Das Bollwerk der Stakeholder steht. Nach den Arbeitnehmervertretern, einzelnen Kunden und der Bundesregierung hat jetzt auch die neue Commerzbank-Chefin Bettina Orlopp durchblicken lassen, dass sie wenig von einer Übernahme durch Unicredit hält. „Nur weil ein Zusammenschluss auf dem Papier gut aussieht, heißt das noch lange nicht, dass er auch gut umgesetzt wird und am Ende erfolgreich sein und Wert für unsere Aktionäre schaffen kann“, sagte sie dem „Handelsblatt“.

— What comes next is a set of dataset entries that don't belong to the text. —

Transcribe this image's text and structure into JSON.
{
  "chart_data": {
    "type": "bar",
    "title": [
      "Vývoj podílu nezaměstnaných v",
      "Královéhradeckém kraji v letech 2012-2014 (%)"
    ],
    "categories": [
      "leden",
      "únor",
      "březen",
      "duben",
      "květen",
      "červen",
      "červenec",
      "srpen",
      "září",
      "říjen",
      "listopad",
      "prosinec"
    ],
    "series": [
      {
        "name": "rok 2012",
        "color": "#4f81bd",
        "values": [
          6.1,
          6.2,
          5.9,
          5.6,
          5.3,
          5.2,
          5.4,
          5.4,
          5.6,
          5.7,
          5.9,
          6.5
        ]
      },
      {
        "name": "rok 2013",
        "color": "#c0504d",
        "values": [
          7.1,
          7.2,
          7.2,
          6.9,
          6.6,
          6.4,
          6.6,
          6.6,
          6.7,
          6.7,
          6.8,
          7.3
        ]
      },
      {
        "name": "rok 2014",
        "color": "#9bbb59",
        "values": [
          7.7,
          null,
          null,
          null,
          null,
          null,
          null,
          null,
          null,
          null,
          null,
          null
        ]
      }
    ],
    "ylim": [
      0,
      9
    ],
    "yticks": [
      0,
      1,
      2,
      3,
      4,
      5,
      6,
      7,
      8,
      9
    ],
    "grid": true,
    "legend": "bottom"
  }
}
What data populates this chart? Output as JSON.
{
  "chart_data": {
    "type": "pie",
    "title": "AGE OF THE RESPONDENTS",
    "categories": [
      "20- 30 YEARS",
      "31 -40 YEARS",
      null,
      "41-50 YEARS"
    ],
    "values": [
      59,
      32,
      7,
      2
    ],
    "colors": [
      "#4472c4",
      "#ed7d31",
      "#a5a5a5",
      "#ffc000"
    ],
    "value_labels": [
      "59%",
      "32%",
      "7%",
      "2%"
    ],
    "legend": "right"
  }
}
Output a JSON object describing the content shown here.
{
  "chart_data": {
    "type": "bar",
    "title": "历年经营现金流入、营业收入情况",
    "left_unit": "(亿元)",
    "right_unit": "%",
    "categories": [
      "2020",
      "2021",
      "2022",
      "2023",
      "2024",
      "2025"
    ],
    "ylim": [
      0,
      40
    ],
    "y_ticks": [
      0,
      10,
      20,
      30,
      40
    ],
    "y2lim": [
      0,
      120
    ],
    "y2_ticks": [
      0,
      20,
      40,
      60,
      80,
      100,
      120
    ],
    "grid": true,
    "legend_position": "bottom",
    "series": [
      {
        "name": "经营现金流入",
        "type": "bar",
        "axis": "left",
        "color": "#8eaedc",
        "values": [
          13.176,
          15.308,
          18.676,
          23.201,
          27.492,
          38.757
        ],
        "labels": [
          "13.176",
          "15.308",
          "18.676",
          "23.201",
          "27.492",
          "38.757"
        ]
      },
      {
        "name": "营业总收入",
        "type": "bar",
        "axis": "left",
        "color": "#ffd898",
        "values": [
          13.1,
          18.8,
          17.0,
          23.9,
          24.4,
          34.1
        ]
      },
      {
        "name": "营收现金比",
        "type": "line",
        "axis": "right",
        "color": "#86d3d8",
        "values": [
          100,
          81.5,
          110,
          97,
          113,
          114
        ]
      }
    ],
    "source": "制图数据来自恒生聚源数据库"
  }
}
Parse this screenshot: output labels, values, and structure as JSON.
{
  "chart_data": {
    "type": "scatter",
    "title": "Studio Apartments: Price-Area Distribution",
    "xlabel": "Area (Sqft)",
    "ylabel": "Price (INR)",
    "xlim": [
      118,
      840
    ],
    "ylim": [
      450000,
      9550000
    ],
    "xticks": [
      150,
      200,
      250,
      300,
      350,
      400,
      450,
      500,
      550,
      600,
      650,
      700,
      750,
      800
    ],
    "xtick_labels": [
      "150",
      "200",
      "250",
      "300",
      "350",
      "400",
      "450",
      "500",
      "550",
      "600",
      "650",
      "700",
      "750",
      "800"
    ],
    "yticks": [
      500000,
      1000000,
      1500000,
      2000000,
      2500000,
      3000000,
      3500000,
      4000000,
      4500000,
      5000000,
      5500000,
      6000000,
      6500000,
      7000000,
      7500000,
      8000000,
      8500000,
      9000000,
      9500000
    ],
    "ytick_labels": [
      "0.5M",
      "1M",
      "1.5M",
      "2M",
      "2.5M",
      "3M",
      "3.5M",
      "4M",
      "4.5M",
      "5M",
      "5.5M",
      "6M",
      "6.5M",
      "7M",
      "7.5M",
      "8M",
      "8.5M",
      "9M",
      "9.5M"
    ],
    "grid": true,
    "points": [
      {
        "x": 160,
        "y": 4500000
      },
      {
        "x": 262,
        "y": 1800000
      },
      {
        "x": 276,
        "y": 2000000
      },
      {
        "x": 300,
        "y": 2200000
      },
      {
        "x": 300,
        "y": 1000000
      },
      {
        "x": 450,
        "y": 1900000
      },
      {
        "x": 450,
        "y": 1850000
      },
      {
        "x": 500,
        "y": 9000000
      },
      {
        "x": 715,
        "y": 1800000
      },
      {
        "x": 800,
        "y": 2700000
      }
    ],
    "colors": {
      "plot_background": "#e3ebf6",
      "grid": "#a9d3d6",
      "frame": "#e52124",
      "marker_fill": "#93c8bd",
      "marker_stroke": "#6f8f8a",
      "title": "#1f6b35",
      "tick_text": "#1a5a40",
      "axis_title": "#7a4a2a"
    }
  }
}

Eigenständigkeit ist kein Selbstzweck

Selbstredend verspricht Orlopp ein etwaiges Angebot, professionell zu prüfen. Schließlich ist der Vorstand den Interessen der Gesellschaft und ihrer Eigentümer verpflichtet. Letzteren kann es nicht daran gelegen sein, dass der Vorstand eine Offerte vom Tisch fegt, weil er die Eigenständigkeit der Commerzbank priorisiert.

Unsicherheit bei den Highpotentials droht

Es spricht für Orlopp, dass sie sich Sorgen um die Fliehkraft macht, die das im Raum stehende Übernahmeangebot auslösen könnte. Die Perspektive, dass die Commerzbank bald wie die HVB nur noch ein Anhängsel der Mailänder Zentrale sein könnte, ist weder für den Finanzplatz noch für die Belegschaft erfreulich. Alle übrigen Argumente der früheren McKinsey-Managerin überzeugen dagegen nicht.

Technologische Umbrüche erfordern Größe

So ist die Integration zweier großer Banken gewiss kein leichtes Unterfangen, wie Orlopp unter Berufung auf die Erfahrungen aus der Übernahme der Dresdner Bank betont. Dass dies zu einem „Stillstand“ führen muss, den man sich in dieser von technologischen Umbrüchen und intensiven Wettbewerb geprägten Zeit nicht leisten könne, ist jedoch eine steile These. Tatsächlich braucht es ja gerade Skaleneffekte und Kapitalstärke, um diesen Herausforderungen zu begegnen. Und Unicredit hat bereits bewiesen, dass sie Integration kann - sogar jenseits der nationalen Grenzen.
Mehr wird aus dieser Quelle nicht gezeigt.